It's a good thing that they have a sideline in knockoff guitars for when their women's clothing line goes belly up.


----------



## Sensey (Dec 31, 2013)

Okay, this message send i am. And they send to me some pics. Maybe someone make own desision)) Sorry 4 my english, i'm russian.


----------



## Sensey (Dec 31, 2013)

As you see it's fake bad copy. So Alex, thanks for reply and take care in 2014! Happy new year for all!
More photos:


----------



## Sensey (Dec 31, 2013)

Sorry for my english, i'm russian))
some photos again...


----------



## Tesla (Dec 31, 2013)

That neck pup position...


----------



## Rick (Dec 31, 2013)

Jesus, that thing is awful.


----------



## HeHasTheJazzHands (Dec 31, 2013)




----------



## DslDwg (Dec 31, 2013)

It looks like it has one thing in common - it is a chunk of wood. 

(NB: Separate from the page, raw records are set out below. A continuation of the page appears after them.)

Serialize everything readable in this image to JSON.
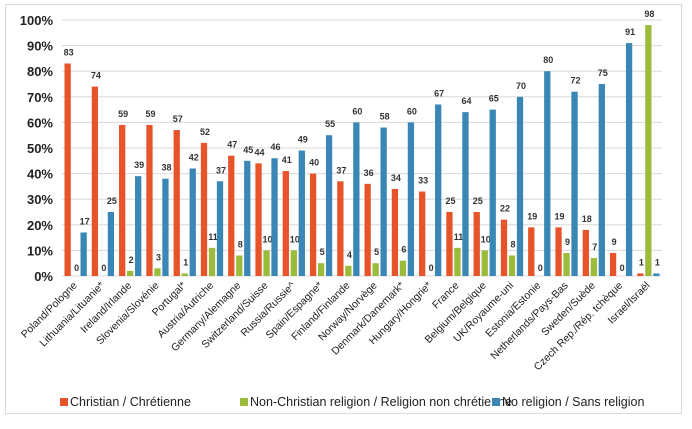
{
  "chart_data": {
    "type": "bar",
    "categories": [
      "Poland/Pologne",
      "Lithuania/Lituanie*",
      "Ireland/Irlande",
      "Slovenia/Slovénie",
      "Portugal*",
      "Austria/Autriche",
      "Germany/Alemagne",
      "Switzerland/Suisse",
      "Russia/Russie^",
      "Spain/Espagne*",
      "Finland/Finlande",
      "Norway/Norvège",
      "Denmark/Danemark*",
      "Hungary/Hongrie*",
      "France",
      "Belgium/Belgique",
      "UK/Royaume-uni",
      "Estonia/Estonie",
      "Netherlands/Pays-Bas",
      "Sweden/Suède",
      "Czech Rep./Rép. tchèque",
      "Israel/Israël"
    ],
    "series": [
      {
        "name": "Christian / Chrétienne",
        "color": "#e8542a",
        "values": [
          83,
          74,
          59,
          59,
          57,
          52,
          47,
          44,
          41,
          40,
          37,
          36,
          34,
          33,
          25,
          25,
          22,
          19,
          19,
          18,
          9,
          1
        ]
      },
      {
        "name": "Non-Christian religion / Religion non chrétienne",
        "color": "#9bbb3a",
        "values": [
          0,
          0,
          2,
          3,
          1,
          11,
          8,
          10,
          10,
          5,
          4,
          5,
          6,
          0,
          11,
          10,
          8,
          0,
          9,
          7,
          0,
          98
        ]
      },
      {
        "name": "No religion / Sans religion",
        "color": "#3a87b5",
        "values": [
          17,
          25,
          39,
          38,
          42,
          37,
          45,
          46,
          49,
          55,
          60,
          58,
          60,
          67,
          64,
          65,
          70,
          80,
          72,
          75,
          91,
          1
        ]
      }
    ],
    "yticks": [
      "0%",
      "10%",
      "20%",
      "30%",
      "40%",
      "50%",
      "60%",
      "70%",
      "80%",
      "90%",
      "100%"
    ],
    "ylim": [
      0,
      100
    ],
    "grid": true,
    "legend": "bottom",
    "title": "",
    "xlabel": "",
    "ylabel": ""
  }
}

The Chinese play so fast and loose with IP, Copyrights etc. 

I'm no lawyer but they're probably breaking trade compliance laws by labeling this as being "Made in Japan" when they even state it's made in Beijing. 

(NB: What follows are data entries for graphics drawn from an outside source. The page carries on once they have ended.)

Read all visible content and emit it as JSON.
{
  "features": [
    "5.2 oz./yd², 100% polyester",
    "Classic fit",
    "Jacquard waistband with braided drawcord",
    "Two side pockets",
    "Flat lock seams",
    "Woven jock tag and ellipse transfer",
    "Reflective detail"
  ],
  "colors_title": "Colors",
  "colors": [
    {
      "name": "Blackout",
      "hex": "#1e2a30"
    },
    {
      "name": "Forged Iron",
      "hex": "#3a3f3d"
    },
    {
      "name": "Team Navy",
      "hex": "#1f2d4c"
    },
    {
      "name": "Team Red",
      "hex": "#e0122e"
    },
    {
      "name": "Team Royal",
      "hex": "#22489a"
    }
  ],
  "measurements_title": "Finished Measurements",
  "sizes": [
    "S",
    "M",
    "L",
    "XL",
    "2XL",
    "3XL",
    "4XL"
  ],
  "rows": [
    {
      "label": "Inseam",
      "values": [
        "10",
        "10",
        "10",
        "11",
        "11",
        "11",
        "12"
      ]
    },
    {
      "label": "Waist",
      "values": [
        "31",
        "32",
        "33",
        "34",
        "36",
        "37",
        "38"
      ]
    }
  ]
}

The pictures show EMG's - no EMG's. The text describes Sperzels and Hipshot bridge - I doubt it. 

I feel sorry for every naive person who thinks they are getting a $400 ESP and gets this piece of crap home. 

Funny I probably wouldn't do business with an Ebay seller below a 98% feedback rating this company has a 47.1 - who the hell would buy from these people.


----------



## Suho (Jan 1, 2014)

Those tuners aren't Sperzel, they are the inexpensive copies that you can get online. I've seen them on more than a few guitars. 

Also, I contacted a Chinese ebay seller before to ask if the pickups that were clearly labeled EMG were the real deal, and the response was that they were "Korean" copies (but good!  ) Chances are that is what most Chinese copies are equipped with when they look like EMGs.

If they were selling these only domestically they might be "lawful" under Chinese law, I don't know. Selling them internationally with a mislabeled country of manufacture is almost certainly violating some trade agreement.


----------